A l’issue de la période de préparation générale, nous avons commencé le travail “spécifique”. Sébastien m’a mis en place le programme spécifique des fameuses “8 semaines avant le marathon” ce qui n’était pas simple avec les vacances et la chaleur de l’été. Mais le challenge approchant et la forme grandissant, la motivation était là et le suivi du coach via un simple SMS  permet parfois de garder le cap et respecter le plan. Mon gros questionnement de scientifique a toujours été comment courir 42, 95 kms et s’entrainer sur 25 kms maximum 

Le marathon
L’expérience est incroyable, le jour J était pour moi assez stressant du fait de la foule mêlée à l’excitation de l’inconnu et la gestion de l’avant course. Heureusement, Marion était avec moi, et a su de par sa formation de Sophrologue, me faire vivre l’instant présent car j’avais toujours en tête la seule question : vais-je arriver au bout ?
Le départ après 2 h d’attente se passe bien, les kms se déroulent beaucoup plus vite que seul à l’entrainement, tellement il y a de monde. L’ambiance et les ravitos (tous les 2,5 kms) permettent de dérouler avec des micro-objectifs. Les rencontres sont incroyables et de toutes les nationalités ; et quel que soit le rythme de course, il y a toujours quelqu’un à son côté et beaucoup de monde derrière ce qui est toujours rassurant.
10, 20, 30 tout va bien pas de mur (« de Berlin » ! ), à partir du 35 kms la fatigue est vraiment là mais joyeuse, car mon objectif sera atteint quoi qu’il advienne.
35 à 41 très long et à partir de 41 kms, plus aucune fatigue, adrénaline, chair de poule à la vue de la porte de Brandbourg où 10 000 personnes applaudissent tel un héros et où tout le monde vous félicite, du champion à l’handicapé, alors que je suis arrivé plus de 3 h après les vainqueurs !

Tes objectifs futurs ?
A la suite de Berlin, je me suis pas mal reposé, et je me suis donc donné quelque temps pour reprendre calmement. Je me suis remis à courir avec un objectif plus nature/Trail. J’ai aussi comme objectif au printemps, d’arriver à faire l’ascension du Mont Ventoux en vélo.

Le Mot de la Fin
Je pensais vraiment que c’était impossible pour moi de devenir un jour « marathonien » et je suis donc très reconnaissant envers Sébastien de WTS pour m’avoir permis d’accomplir ce challenge, car au-delà du physique c’est finalement dans la tête et avec le recul, que l’entrainement est finalement le plus difficile.
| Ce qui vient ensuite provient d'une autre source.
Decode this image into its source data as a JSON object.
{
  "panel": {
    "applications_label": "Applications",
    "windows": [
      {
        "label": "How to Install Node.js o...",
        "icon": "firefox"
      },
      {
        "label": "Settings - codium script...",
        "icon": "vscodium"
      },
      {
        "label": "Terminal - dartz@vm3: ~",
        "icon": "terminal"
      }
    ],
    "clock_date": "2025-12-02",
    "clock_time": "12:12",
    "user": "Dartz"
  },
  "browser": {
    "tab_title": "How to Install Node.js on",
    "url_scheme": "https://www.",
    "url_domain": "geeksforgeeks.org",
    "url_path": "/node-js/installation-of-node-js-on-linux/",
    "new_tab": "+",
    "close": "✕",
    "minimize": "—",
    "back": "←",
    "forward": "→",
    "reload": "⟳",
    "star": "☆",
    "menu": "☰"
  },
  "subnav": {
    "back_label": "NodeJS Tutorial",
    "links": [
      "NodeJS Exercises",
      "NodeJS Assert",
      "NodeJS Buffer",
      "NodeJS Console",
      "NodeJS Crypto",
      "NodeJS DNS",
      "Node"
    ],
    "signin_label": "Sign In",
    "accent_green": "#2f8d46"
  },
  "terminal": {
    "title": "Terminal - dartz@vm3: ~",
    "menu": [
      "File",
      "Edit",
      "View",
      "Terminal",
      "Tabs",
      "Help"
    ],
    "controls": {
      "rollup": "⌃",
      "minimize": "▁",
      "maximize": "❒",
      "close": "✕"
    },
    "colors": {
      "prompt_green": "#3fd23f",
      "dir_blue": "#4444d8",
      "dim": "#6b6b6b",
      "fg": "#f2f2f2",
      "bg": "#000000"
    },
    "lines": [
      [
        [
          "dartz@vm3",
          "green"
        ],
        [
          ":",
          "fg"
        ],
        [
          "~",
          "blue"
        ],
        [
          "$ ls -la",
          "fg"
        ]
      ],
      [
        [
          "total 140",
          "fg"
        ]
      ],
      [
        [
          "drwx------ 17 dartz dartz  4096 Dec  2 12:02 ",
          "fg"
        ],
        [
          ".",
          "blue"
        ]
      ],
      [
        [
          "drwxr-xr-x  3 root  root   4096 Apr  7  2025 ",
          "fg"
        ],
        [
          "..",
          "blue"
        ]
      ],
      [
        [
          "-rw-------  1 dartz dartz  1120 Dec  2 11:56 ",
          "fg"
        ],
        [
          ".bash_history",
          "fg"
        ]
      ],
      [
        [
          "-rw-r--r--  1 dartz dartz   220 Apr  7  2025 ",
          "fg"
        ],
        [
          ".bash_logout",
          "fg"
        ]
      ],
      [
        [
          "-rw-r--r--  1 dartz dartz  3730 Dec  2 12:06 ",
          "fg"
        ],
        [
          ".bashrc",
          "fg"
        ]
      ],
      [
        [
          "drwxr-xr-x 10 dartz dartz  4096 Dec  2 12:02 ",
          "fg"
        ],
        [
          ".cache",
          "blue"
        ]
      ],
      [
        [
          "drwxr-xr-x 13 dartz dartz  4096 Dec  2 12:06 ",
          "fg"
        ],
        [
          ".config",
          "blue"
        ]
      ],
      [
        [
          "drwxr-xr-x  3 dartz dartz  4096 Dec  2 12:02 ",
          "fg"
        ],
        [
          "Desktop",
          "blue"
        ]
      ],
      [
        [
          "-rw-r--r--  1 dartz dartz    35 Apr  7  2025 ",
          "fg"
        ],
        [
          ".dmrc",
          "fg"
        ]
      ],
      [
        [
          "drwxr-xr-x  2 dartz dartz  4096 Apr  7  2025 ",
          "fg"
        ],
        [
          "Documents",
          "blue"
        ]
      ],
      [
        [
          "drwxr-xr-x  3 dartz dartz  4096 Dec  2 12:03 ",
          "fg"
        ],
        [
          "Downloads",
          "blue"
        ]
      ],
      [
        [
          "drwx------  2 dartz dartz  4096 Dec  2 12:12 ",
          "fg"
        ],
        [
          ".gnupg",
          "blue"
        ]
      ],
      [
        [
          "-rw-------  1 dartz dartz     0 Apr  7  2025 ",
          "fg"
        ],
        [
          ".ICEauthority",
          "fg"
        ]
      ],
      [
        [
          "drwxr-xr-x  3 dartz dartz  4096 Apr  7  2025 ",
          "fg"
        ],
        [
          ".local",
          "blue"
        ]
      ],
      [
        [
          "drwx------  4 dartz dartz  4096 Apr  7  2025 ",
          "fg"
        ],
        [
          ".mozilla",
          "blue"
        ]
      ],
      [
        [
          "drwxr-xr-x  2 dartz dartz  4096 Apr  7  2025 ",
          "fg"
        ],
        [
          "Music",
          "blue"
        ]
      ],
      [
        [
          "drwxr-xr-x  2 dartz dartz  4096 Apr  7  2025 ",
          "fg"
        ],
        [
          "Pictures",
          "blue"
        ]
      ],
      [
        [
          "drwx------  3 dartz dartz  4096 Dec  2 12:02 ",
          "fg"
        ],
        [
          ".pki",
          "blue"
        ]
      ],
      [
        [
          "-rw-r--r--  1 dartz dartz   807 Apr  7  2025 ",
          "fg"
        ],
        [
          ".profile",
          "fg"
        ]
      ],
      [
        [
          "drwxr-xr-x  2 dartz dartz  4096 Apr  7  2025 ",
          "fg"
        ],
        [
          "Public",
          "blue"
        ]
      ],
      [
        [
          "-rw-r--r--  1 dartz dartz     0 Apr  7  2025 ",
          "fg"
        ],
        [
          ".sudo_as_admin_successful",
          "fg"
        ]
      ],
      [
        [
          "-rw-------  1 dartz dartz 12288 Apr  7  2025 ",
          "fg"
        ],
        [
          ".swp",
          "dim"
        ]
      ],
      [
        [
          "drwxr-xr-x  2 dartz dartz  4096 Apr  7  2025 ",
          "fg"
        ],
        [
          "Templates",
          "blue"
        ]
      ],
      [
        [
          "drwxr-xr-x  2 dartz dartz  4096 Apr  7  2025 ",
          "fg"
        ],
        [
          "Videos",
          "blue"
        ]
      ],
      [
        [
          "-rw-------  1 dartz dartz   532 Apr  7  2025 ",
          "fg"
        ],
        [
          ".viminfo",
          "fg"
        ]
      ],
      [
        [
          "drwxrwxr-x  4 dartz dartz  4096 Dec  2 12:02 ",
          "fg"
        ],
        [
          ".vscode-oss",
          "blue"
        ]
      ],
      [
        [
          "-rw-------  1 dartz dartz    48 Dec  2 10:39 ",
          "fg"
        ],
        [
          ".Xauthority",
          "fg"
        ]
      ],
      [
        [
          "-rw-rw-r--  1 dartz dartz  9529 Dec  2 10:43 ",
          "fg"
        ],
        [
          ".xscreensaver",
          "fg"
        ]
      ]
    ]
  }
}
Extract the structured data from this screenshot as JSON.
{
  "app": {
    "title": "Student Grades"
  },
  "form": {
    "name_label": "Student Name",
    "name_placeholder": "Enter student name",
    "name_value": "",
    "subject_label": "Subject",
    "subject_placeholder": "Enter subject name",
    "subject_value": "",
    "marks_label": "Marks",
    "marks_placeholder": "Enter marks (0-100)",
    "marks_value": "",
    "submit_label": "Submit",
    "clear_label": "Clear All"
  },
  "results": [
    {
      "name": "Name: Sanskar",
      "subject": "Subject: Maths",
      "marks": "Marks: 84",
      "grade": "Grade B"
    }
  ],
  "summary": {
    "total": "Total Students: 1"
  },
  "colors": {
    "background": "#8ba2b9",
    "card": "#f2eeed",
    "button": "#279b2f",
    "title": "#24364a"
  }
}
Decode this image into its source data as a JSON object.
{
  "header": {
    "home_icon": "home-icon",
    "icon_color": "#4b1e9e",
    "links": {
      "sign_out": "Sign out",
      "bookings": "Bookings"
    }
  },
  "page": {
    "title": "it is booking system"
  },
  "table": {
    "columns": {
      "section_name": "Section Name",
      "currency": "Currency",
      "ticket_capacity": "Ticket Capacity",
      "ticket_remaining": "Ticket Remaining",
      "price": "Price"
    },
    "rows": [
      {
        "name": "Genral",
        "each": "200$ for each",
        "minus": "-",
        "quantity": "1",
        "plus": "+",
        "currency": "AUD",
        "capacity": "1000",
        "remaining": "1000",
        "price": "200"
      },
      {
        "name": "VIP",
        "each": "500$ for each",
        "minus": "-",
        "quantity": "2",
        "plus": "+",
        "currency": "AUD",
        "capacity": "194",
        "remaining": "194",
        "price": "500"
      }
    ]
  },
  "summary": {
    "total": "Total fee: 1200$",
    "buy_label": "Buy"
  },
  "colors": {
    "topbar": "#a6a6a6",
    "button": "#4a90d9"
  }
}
Comme je l’ai vu sur un panneau lors du marathon : « la douleur est temporaire mais la fierté est éternelle je pense que cela résume bien mon état d’esprit.

 

L’oeil du coach
sebastien-rochetJ ai rencontré Eric par l’intermédiaire de son épouse qui voulait lui offrir un coach pour sa préparation au Marathon de Berlin … Son objectif : devenir marathonien.
Au premier contact, il me reste l’impression du sportif occasionnel… donc nous avons discuté à propos de ses entrainements : peu nombreux et je dois dire anarchiques, mais il y avait matière à travailler. Mon job était de lui structurer ses entrainements et de developper son potentiel en améliorant sa technique de course et pouvoir courir longtemps.
Eric est un garçon qui aime bien comprendre ce qu’il fait (méthodique), et ce qu’il entreprend (serieux) ; de plus il a une bonne vision du sport (mental de gagnant, comme dans sa vie de tous les jours) donc c’était très intéressant dans nos échanges. Grace nos rendez-vous réguliers et à nos discussions, j ai pu observer une réelle transformation autant sur le plan physique que psychologique.
Je retiendrai de cette rencontre, une très belle aventure humaine et une belle amitié qui a commencé entre nous et ca continue… c’est ca aussi le sport !!